Takes any DTM and randomly resamples from each row, creating a new DTM

dtm_resampler(dtm, alpha = NULL, n = NULL)

Arguments

dtm

Document-term matrix with terms as columns. Works with DTMs produced by any popular text analysis package, or you can use the dtm_builder() function.

alpha

Number indicating proportion of document lengths, e.g., alpha = 1 returns resampled rows that are the same lengths as the original DTM.

n

Integer indicating the length of documents to be returned, e.g., n = 100L will bring documents shorter than 100 tokens up to 100, while bringing documents longer than 100 tokens down to 100.

Value

returns a document-term matrix of class "dgCMatrix"

Details

Using the row counts as probabilities, each document's tokens are resampled with replacement up to a certain proportion of the row count (set by alpha).
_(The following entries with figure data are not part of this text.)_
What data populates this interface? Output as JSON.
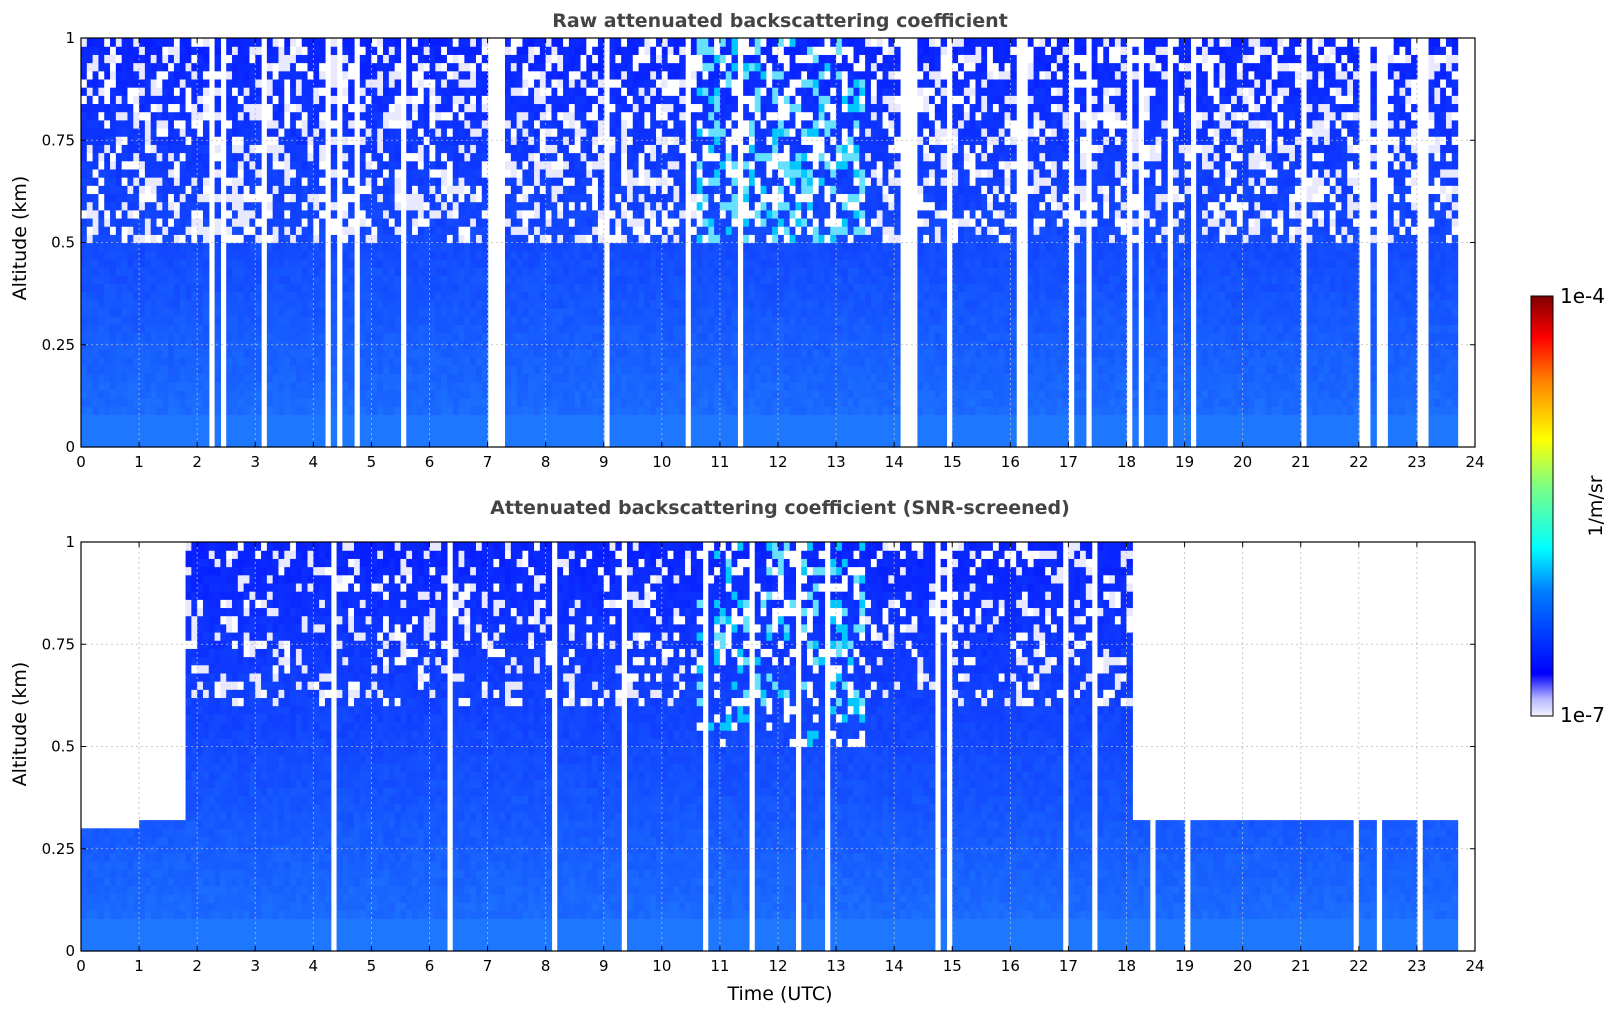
{
  "chart_data": [
    {
      "type": "heatmap",
      "title": "Raw attenuated backscattering coefficient",
      "xlabel": "",
      "ylabel": "Altitude (km)",
      "xlim": [
        0,
        24
      ],
      "ylim": [
        0,
        1
      ],
      "x_ticks": [
        "0",
        "1",
        "2",
        "3",
        "4",
        "5",
        "6",
        "7",
        "8",
        "9",
        "10",
        "11",
        "12",
        "13",
        "14",
        "15",
        "16",
        "17",
        "18",
        "19",
        "20",
        "21",
        "22",
        "23",
        "24"
      ],
      "y_ticks": [
        "0",
        "0.25",
        "0.5",
        "0.75",
        "1"
      ],
      "grid": true,
      "description_of_values": "Backscatter mostly ~1e-7 to 1e-6 (blue), noisier above 0.5 km, lighter cyan noise 11-13 UTC, many data gaps (white columns).",
      "gaps_utc": [
        [
          7.05,
          7.3
        ],
        [
          9.0,
          9.1
        ],
        [
          16.2,
          16.3
        ],
        [
          22.0,
          22.2
        ],
        [
          22.35,
          22.55
        ],
        [
          23.05,
          23.2
        ],
        [
          23.8,
          24.0
        ]
      ],
      "noise_cutoff_km": 0.5
    },
    {
      "type": "heatmap",
      "title": "Attenuated backscattering coefficient (SNR-screened)",
      "xlabel": "Time (UTC)",
      "ylabel": "Altitude (km)",
      "xlim": [
        0,
        24
      ],
      "ylim": [
        0,
        1
      ],
      "x_ticks": [
        "0",
        "1",
        "2",
        "3",
        "4",
        "5",
        "6",
        "7",
        "8",
        "9",
        "10",
        "11",
        "12",
        "13",
        "14",
        "15",
        "16",
        "17",
        "18",
        "19",
        "20",
        "21",
        "22",
        "23",
        "24"
      ],
      "y_ticks": [
        "0",
        "0.25",
        "0.5",
        "0.75",
        "1"
      ],
      "grid": true,
      "screened_top_km": [
        {
          "x": [
            0.0,
            0.5
          ],
          "top": 0.295
        },
        {
          "x": [
            0.5,
            1.0
          ],
          "top": 0.3
        },
        {
          "x": [
            1.0,
            1.8
          ],
          "top": 0.31
        },
        {
          "x": [
            1.8,
            18.1
          ],
          "top": 1.0
        },
        {
          "x": [
            18.1,
            18.8
          ],
          "top": 0.31
        },
        {
          "x": [
            18.8,
            20.5
          ],
          "top": 0.305
        },
        {
          "x": [
            20.5,
            21.7
          ],
          "top": 0.31
        },
        {
          "x": [
            21.7,
            22.6
          ],
          "top": 0.305
        },
        {
          "x": [
            22.6,
            23.3
          ],
          "top": 0.32
        },
        {
          "x": [
            23.3,
            23.8
          ],
          "top": 0.305
        }
      ],
      "gaps_utc": [
        [
          21.95,
          22.05
        ],
        [
          22.3,
          22.38
        ],
        [
          23.05,
          23.12
        ],
        [
          23.8,
          24.0
        ]
      ]
    }
  ],
  "colorbar": {
    "label": "1/m/sr",
    "max_label": "1e-4",
    "min_label": "1e-7",
    "colors": [
      "#f2f2ff",
      "#b8b8ff",
      "#0000ff",
      "#0080ff",
      "#00ffff",
      "#80ff80",
      "#ffff00",
      "#ff8000",
      "#ff0000",
      "#800000"
    ]
  }
}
This function can be used with iteration to "bootstrap" a DTM without returning to the raw text. It does not iterate, however, so operations can be performed on one DTM at a time without storing multiple DTMs in memory.

If alpha is less than 1, then a proportion of each documents' lengths is returned. For example, alpha = 0.50 will return a resampled DTM where each row has half the tokens of the original DTM. If alpha = 2, than each row in the resampled DTM twice the number of tokens of the original DTM. If an integer is provided to n then all documents will be resampled to that length. For example, n = 2000L will resample each document until they are 2000 tokens long -- meaning those shorter than 2000 will be increased in length, while those longer than 2000 will be decreased in length. alpha and n should not be specified at the same time.